[talks] Joshua Kroll's PreFPO will take place Feb 3, 2015 at 2pm in CITP conference room (Sherrerd 306)

Nicki Gotsis ngotsis at CS.Princeton.EDU
Wed Jan 28 10:52:58 EST 2015

Joshua Kroll will present his PreFPO on Feb 3, 2015 at 2pm in CITP conference room (Sherrerd 306). 

The members of his committee are: Ed Felten (advisor); Matt Green (Johns Hopkins University) and Arvind Narayanan (readers); Andrew Appel and Nick Feamster (nonreaders).

Everyone is invited to attend his talk. 

The talk title and abstract follow below: 

Title: Accountable Algorithms 

Abstract:  Important decisions about people are increasingly made by algorithms: Votes are counted; voter rolls are purged; financial aid decisions are made; taxpayers are chosen for audits; air travelers are selected for search; credit eligibility decisions are made. Citizens, and society as a whole, have an interest in making these processes more transparent. Yet the full basis for these decisions is rarely available to affected people: the algorithm or some inputs may be secret; or the implementation may be secret; or the process may not be precisely described. A person who suspects the process went wrong has little recourse. And an oversight authority who wants to ensure that decisions are made according to an acceptable policy has little assurance that proffered decision rules match decisions for actual users. 

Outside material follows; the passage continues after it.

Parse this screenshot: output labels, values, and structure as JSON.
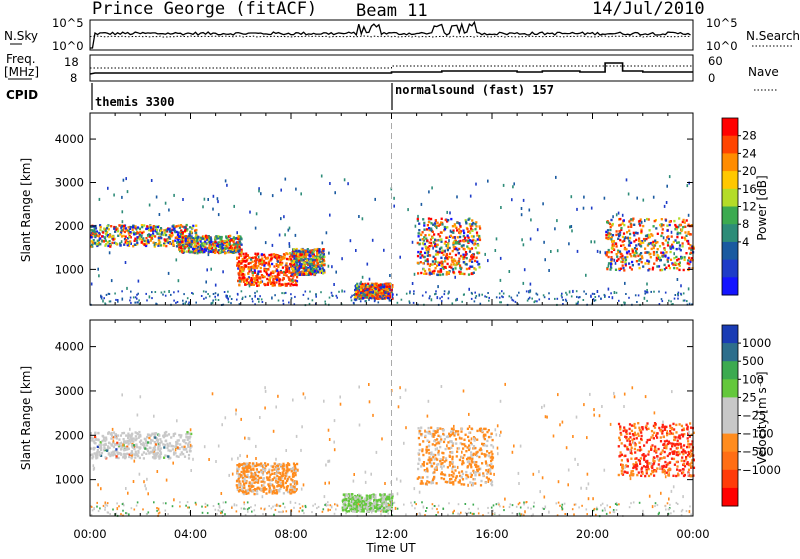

Traditionally, Computer Science addresses these problems by demanding a specification of the desired behavior, which can then be enforced or verified. But this model is poorly suited to real-world oversight tasks, where the specification might be complicated or might not be known in advance. For example, laws are often ambiguous precisely because it would be politically (and practically) infeasible to give a precise specification of their meaning. Instead, people do their best to approximate what they believe the law will allow and disputes about what is actually acceptable happen after-the-fact via expensive investigation and adjudication (e.g. in a court or legislature). As a result, actual oversight, in which real decisions are reviewed for their correctness, fairness, or faithfulness to a rule happens only rarely, if at all. 

Further, Computer Science often sees rules as self-enforcing: the mere fact that an automated check fails is sufficient to demonstrate that some choice was invalid. However, like all rules, automated rules (even those implemented by cryptography) are just the intentions of a system designer and only bear relevance to the extent that people will actually follow them, either due to internalized incentives or the external threat of punishment. 

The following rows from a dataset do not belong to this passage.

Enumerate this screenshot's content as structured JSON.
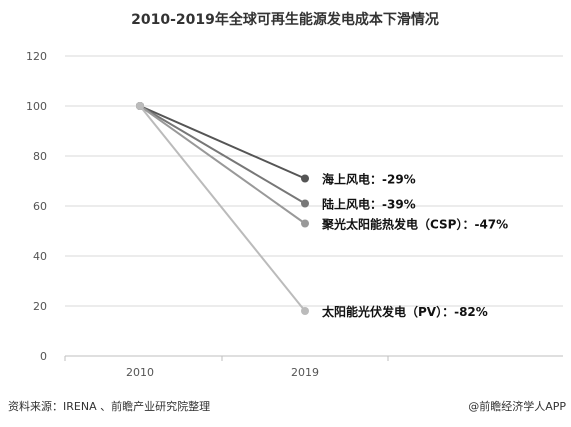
{
  "chart_data": {
    "type": "line",
    "title": "2010-2019年全球可再生能源发电成本下滑情况",
    "categories": [
      "2010",
      "2019"
    ],
    "ylim": [
      0,
      120
    ],
    "yticks": [
      "0",
      "20",
      "40",
      "60",
      "80",
      "100",
      "120"
    ],
    "grid": true,
    "series": [
      {
        "name": "海上风电：-29%",
        "values": [
          100,
          71
        ],
        "color": "#555555"
      },
      {
        "name": "陆上风电：-39%",
        "values": [
          100,
          61
        ],
        "color": "#777777"
      },
      {
        "name": "聚光太阳能热发电（CSP）：-47%",
        "values": [
          100,
          53
        ],
        "color": "#999999"
      },
      {
        "name": "太阳能光伏发电（PV）：-82%",
        "values": [
          100,
          18
        ],
        "color": "#bbbbbb"
      }
    ]
  },
  "footer": {
    "source": "资料来源：IRENA 、前瞻产业研究院整理",
    "brand": "@前瞻经济学人APP"
  }
}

In this thesis, we present a novel approach to relating the tools of technology to the problem of overseeing decision making processes. Our methods use the tools of computer science to cryptographically ensure the technical properties that can be proven, while providing information necessary for a political, legal, or social oversight process to operate effectively. First, we present a system for the accountable execution of legal warrants, in which the decision by a judge to allow an investigator access to private or sensitive records is realized cryptographically, so that the investigator's access to sensitive information is limited to only that information which the judge has explicitly allowed (and this can be confirmed by a disinterested third party). This system is an example of the current style of technical systems for accountability: a well-defined policy, specified in advance, is operationalized with technical tools. However, our construction does not just enforce the policy, but can convince others that the policy is being enforced correctly. Second, we present accountable algorithms, unifying the tools of zero-knowledge computational integrity with cryptographic commitments to design processes that admit meaningful after-the-fact oversight, consistent with the norm in law and policy. Accountable algorithms can attest to the valid operation of a decision policy even when all or part of that policy is kept secret.